5.pensées extérieures

Femme au foyer, femme d’intérieur, femme entretenue ? Comment définir ce mode d’existence obsolète et suspect dans un siècle où le profit a pris la place d’éthique existentielle ? Paraître ce qu’on n’est pas, dissimuler ce qu’on est, brouiller les pistes pour égarer le basique qui sait mieux que tout le monde et donner le change, voici ma mission (là, on entend la musique de Mission impossible).

Quand l’homme de ma vie rentre le soir, bien essoré par son boulot et les bouchons du Carrefour Léonard, il s’installe à table. Le spectacle peut commencer : les lumières s’éteignent et … je vous arrête, le striptease, c’est pour plus tard et c’est privé.

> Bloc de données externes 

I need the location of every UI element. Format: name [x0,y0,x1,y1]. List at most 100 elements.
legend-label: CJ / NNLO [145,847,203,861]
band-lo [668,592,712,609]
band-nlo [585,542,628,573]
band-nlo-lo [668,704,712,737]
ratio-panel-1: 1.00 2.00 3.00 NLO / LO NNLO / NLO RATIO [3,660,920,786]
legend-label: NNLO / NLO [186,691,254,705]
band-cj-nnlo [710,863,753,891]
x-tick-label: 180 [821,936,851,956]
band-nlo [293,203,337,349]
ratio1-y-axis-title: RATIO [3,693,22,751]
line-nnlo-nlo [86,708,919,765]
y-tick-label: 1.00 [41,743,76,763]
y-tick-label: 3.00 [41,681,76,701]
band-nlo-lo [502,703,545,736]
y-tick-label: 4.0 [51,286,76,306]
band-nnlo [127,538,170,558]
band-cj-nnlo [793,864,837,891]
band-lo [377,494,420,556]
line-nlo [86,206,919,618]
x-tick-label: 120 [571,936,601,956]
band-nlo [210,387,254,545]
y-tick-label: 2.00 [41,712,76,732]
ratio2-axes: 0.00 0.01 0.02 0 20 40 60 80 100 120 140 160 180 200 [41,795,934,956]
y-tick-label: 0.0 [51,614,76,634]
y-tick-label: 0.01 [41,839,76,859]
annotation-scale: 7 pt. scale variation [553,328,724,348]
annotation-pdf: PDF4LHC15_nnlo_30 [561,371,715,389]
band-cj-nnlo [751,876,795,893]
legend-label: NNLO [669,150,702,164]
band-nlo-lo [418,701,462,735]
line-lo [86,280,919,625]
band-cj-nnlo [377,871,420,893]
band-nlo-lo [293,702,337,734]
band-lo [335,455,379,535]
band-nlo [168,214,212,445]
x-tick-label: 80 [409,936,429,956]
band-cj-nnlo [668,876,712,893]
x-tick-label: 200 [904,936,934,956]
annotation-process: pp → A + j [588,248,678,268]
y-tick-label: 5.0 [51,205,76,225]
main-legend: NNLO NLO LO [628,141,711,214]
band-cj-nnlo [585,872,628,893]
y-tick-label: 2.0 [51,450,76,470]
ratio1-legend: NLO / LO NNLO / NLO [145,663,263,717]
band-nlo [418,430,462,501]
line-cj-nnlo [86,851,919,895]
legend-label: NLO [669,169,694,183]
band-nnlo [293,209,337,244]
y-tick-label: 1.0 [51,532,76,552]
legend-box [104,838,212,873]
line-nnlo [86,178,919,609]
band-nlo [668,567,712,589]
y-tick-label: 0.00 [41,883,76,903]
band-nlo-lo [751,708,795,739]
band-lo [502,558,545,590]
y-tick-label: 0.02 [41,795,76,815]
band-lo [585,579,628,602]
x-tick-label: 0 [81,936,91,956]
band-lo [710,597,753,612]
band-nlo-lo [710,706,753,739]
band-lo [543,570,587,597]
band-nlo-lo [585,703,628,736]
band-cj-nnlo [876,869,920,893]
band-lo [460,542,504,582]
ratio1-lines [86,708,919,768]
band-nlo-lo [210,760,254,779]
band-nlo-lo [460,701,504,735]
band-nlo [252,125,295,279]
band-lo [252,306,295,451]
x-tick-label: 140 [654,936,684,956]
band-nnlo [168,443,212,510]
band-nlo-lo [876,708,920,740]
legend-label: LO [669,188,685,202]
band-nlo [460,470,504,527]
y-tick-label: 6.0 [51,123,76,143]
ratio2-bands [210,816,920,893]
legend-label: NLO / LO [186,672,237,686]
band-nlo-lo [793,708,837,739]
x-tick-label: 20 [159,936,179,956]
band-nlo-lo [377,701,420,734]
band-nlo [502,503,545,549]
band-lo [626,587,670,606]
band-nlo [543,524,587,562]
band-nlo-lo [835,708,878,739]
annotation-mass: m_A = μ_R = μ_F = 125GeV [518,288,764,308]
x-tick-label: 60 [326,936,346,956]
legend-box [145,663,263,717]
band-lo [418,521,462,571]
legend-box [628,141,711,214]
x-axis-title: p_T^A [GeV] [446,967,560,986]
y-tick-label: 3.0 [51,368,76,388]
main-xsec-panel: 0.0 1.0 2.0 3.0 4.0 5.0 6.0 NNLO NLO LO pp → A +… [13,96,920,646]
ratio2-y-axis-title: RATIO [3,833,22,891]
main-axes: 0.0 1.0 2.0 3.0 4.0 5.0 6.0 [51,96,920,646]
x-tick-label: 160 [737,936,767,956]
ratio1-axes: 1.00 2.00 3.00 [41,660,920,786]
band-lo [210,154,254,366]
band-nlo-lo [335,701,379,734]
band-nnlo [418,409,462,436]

Voici la suite des aventures incroyables de la femme d’ouvrage polonaise du mardi, Anna, que je résume pour lui en essayant de ne pas confondre les histoires, car avec Pernilla, c’est autre chose. Donc Anna, rappelle-toi, qui a abandonné ses quatre enfants à Varsovie, les pauvres, et son mari alcoolique, un je-m’en-foutiste brutal et pervers, a retrouvé l’amour, oui, oui. Elle a rencontré en faisant les ménages, un gentil dentiste, tu sais, celui de la Verte Voie, accroché à sa fraise et terriblement solitaire. Le coup de foudre. Elle peut maintenant voir l’avenir en rose : d’abord, faire venir en Belgique ses quatre enfants, dont un handicapé, la polio, pas de vaccins là-bas, ensuite, avoir des papiers, engager un tueur pour liquider son mari, devenir l’assistante du dentiste, son rêve absolu, détartrer les dents et curer les abcès, c’est tout de même mieux que de nettoyer des cabinets, me dit-elle en roulant les « r ».

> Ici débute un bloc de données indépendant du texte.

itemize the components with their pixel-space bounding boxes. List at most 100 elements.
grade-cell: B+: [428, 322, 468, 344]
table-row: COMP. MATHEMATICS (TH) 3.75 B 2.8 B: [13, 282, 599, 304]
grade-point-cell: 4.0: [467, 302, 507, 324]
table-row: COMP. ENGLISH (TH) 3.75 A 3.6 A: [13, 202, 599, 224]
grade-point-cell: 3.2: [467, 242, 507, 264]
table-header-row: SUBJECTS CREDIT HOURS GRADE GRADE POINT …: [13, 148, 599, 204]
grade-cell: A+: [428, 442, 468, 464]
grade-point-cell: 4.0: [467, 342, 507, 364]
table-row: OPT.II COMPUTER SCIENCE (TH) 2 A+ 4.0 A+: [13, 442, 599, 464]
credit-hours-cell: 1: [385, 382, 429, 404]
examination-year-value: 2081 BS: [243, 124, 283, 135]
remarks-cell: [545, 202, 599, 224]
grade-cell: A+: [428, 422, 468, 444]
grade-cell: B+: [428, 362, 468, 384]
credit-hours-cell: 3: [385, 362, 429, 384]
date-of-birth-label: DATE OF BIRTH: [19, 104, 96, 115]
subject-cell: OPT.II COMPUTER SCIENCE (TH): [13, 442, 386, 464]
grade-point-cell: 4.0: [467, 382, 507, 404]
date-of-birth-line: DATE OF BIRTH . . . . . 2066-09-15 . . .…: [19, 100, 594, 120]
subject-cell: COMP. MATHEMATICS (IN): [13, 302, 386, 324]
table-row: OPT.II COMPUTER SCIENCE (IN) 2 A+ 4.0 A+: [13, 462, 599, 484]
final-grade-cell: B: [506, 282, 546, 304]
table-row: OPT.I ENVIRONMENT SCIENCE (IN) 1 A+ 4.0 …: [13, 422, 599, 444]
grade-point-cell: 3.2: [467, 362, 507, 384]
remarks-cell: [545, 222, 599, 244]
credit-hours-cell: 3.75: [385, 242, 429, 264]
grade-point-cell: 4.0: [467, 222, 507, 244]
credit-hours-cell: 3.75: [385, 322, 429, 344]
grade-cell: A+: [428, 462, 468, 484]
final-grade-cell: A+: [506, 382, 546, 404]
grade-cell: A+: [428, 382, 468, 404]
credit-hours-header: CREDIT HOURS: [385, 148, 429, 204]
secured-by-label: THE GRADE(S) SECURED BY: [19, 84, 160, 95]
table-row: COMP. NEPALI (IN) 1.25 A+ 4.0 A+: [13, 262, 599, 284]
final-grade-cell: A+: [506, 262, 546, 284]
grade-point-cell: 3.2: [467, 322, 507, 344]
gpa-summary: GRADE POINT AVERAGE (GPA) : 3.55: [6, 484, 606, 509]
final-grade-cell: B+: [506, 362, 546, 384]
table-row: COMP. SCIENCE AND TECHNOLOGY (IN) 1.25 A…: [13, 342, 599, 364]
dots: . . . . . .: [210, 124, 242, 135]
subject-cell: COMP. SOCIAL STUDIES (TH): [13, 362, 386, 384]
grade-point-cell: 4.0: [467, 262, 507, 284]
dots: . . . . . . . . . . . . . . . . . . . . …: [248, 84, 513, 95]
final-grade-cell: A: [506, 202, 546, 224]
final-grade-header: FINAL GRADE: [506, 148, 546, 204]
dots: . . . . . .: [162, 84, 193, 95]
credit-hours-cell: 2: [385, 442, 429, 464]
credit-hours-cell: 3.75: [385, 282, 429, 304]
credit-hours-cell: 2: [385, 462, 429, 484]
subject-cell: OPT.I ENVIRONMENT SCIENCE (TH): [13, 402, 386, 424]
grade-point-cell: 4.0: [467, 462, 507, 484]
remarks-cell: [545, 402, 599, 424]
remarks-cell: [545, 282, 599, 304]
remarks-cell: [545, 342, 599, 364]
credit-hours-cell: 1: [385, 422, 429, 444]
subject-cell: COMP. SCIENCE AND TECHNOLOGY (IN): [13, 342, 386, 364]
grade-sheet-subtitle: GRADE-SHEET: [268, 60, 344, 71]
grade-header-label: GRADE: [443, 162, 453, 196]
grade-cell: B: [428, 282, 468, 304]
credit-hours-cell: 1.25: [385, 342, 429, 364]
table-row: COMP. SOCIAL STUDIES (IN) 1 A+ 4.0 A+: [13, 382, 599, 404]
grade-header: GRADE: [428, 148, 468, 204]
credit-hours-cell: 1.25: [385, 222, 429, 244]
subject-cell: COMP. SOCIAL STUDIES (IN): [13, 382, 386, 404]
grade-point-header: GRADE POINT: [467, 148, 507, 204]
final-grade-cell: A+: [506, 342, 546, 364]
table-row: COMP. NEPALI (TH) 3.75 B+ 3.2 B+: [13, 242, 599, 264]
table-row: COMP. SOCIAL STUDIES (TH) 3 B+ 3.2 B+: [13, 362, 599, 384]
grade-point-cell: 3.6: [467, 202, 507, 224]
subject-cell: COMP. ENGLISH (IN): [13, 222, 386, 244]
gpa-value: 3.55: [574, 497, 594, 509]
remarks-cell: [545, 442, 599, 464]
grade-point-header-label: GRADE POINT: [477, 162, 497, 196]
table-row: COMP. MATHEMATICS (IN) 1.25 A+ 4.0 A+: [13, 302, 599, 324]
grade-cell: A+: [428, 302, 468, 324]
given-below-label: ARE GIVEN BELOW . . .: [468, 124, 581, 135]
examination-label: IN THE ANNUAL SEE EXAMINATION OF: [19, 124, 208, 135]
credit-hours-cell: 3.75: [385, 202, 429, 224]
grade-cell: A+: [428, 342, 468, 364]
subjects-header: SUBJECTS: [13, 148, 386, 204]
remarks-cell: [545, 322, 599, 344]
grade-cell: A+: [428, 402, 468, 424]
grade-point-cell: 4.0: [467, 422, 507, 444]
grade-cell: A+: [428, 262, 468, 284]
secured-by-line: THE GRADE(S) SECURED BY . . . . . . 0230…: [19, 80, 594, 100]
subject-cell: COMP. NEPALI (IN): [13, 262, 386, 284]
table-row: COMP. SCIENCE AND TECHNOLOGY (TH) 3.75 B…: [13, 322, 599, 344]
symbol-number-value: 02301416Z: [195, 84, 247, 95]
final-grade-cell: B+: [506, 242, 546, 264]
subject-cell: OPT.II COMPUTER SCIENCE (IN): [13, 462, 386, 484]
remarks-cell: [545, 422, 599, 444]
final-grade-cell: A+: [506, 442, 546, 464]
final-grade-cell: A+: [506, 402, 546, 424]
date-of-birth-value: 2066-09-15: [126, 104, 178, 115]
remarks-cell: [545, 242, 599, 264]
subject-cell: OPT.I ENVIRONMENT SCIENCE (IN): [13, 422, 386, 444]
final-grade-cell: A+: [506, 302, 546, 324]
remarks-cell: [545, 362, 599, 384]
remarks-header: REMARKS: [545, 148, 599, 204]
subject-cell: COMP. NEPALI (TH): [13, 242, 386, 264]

Quant à Pernilla, celle du jeudi, pas question que tu arrives à l’improviste, car avec son mètre 82, son sourire suave de gourmande nordique, ses jambes kilométriques et son tour de poitrine parfaitement anormal et avec ça, un cul d’enfer qui danse en passant l’aspirateur, non pas question ! D’ailleurs, je ne te mens pas, André, cette garce est moche à crever, elle louche si, si et ses seins sont faux.

Ne bouge pas : je sors la blanquette. Intervient alors Mario le traiteur du coin, un drôle de coco celui-là, qui ne sait jamais s’il doit ouvrir sa boutique ou la fermer. Puis, d’abord, Mario, ça fait un peu mafieux non ? Aujourd’hui, il n’y avait que du poisson, rien d’autre. Bonjour le choix ! Enfin, ses poissons sont frais c’est déjà ça. Menu du jour : saumon, purée, salade mêlée et Beaujolais nouveau. Tu n’aimes pas le poisson ?

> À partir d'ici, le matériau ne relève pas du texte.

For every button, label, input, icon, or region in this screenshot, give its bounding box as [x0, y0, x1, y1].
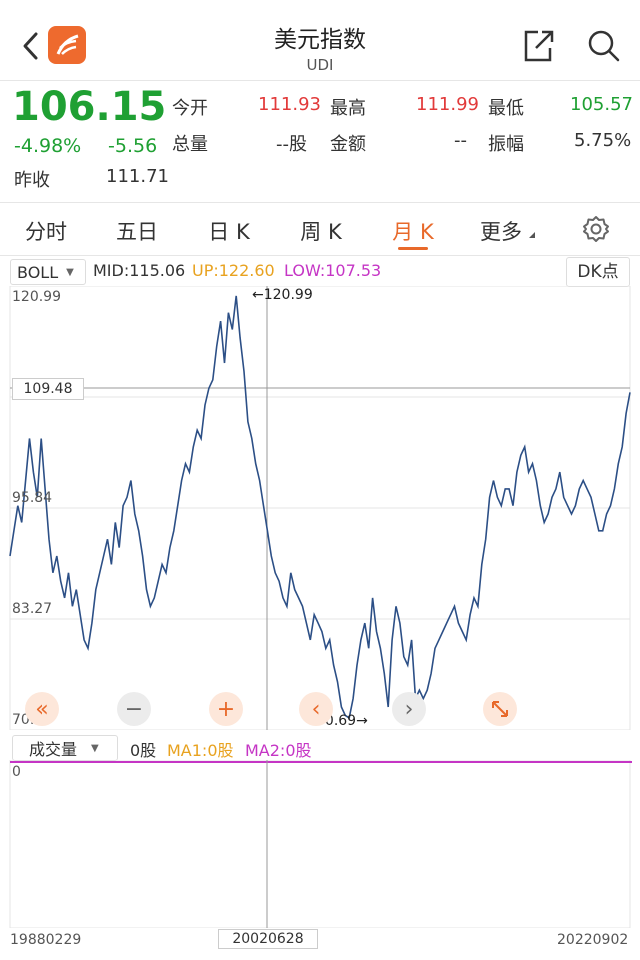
app-logo-icon[interactable] — [48, 26, 86, 64]
tab-daily-k[interactable]: 日 K — [208, 220, 250, 244]
amount-label: 金额 — [330, 134, 366, 155]
amplitude-value: 5.75% — [574, 130, 632, 151]
search-icon[interactable] — [586, 28, 622, 64]
tab-five-day[interactable]: 五日 — [116, 220, 158, 244]
more-caret-icon — [529, 232, 535, 238]
high-value: 111.99 — [416, 94, 479, 115]
max-value-label: 120.99 — [263, 287, 313, 303]
back-icon[interactable] — [16, 28, 46, 64]
volume-selector-label: 成交量 — [29, 740, 78, 759]
prev-close-value: 111.71 — [106, 166, 169, 187]
volume-chart[interactable] — [0, 760, 640, 928]
boll-up: UP:122.60 — [192, 261, 275, 280]
prev-close-label: 昨收 — [14, 170, 50, 191]
x-label-crosshair: 20020628 — [218, 929, 318, 949]
expand-icon — [492, 701, 508, 717]
tab-intraday[interactable]: 分时 — [25, 220, 67, 244]
dropdown-caret-icon: ▼ — [91, 742, 99, 754]
fullscreen-button[interactable] — [483, 692, 517, 726]
change-value: -5.56 — [108, 135, 158, 157]
volume-value: 0股 — [130, 741, 157, 760]
max-marker: ←120.99 — [252, 287, 313, 303]
tab-weekly-k[interactable]: 周 K — [300, 220, 342, 244]
boll-low: LOW:107.53 — [284, 261, 382, 280]
volume-frame — [9, 760, 631, 928]
fast-backward-button[interactable]: « — [25, 692, 59, 726]
indicator-name: BOLL — [17, 262, 59, 282]
boll-mid: MID:115.06 — [93, 261, 186, 280]
tab-active-indicator — [398, 247, 428, 250]
volume-value: --股 — [276, 134, 307, 155]
tab-monthly-k[interactable]: 月 K — [392, 220, 434, 244]
amplitude-label: 振幅 — [488, 134, 524, 155]
dk-point-button[interactable]: DK点 — [566, 257, 630, 287]
open-value: 111.93 — [258, 94, 321, 115]
volume-label: 总量 — [172, 134, 208, 155]
low-label: 最低 — [488, 98, 524, 119]
amount-value: -- — [454, 130, 467, 151]
dropdown-caret-icon: ▼ — [66, 266, 74, 278]
high-label: 最高 — [330, 98, 366, 119]
change-percent: -4.98% — [14, 135, 82, 157]
volume-ma2: MA2:0股 — [245, 741, 312, 760]
indicator-selector[interactable]: BOLL ▼ — [10, 259, 86, 285]
price-series-line — [9, 295, 631, 720]
page-title: 美元指数 — [274, 27, 366, 53]
step-back-button[interactable]: ‹ — [299, 692, 333, 726]
kline-chart[interactable] — [0, 286, 640, 730]
y-tick-label: 83.27 — [12, 601, 53, 617]
x-label-start: 19880229 — [10, 932, 82, 948]
volume-selector[interactable]: 成交量 ▼ — [12, 735, 118, 761]
open-label: 今开 — [172, 98, 208, 119]
settings-gear-icon[interactable] — [582, 215, 610, 243]
y-tick-label: 95.84 — [12, 490, 53, 506]
volume-zero-label: 0 — [12, 764, 21, 780]
zoom-in-button[interactable]: + — [209, 692, 243, 726]
tab-more[interactable]: 更多 — [480, 220, 522, 244]
current-price: 106.15 — [12, 84, 167, 130]
share-icon[interactable] — [520, 28, 556, 64]
step-forward-button[interactable]: › — [392, 692, 426, 726]
page-subtitle: UDI — [306, 56, 334, 74]
y-tick-label: 120.99 — [12, 289, 61, 305]
zoom-out-button[interactable]: − — [117, 692, 151, 726]
crosshair-value-box: 109.48 — [12, 378, 84, 400]
x-label-end: 20220902 — [557, 932, 629, 948]
low-value: 105.57 — [570, 94, 633, 115]
volume-ma1: MA1:0股 — [167, 741, 234, 760]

Ce n’est pas tout. Dans notre immense bonheur de nantis, nous disposons et ça, c’est une chance incroyable à Louvain-la-Neuve, d’un elfe de maison, Dolbi junior, qui a quitté Poudlard tout exprès pour notre avenue Ste Gertrude et qu’on se partage entre voisins. Tout ce que Anna, Pernilla, Mario et les autres n’ont pas le temps de terminer, lui, le fait : il achève le linge restant, pan ! , fignole le lit et la lessive, entretient les carreaux et liquide en deux minutes les poussières impertinentes et les toiles d’araignée magiques qui réapparaissent aussi sec dès qu’il a le dos tourné. Il range les vaisselles, les armoires et la boîte à outils, trie les vis et les clous. Il lui arrive même de tondre les cheveux des gamins. Il va au Colruyt, gare l’auto dans le garage, court à la cave ranger les surgelés, fait trois pains, écosse les pois et épépine nos raisins de table tout en épluchant une orange, le tout en dansant le tango et en chantant Marinella pour nous distraire. Il s’occupe des devoirs des gosses, du rendez-vous chez l’orthodontiste et d’acheter les abonnements de train. Le seul inconvénient c’est qu’il refuse de jardiner. Le personnel, ma petite dame, n’est plus ce qu’il était.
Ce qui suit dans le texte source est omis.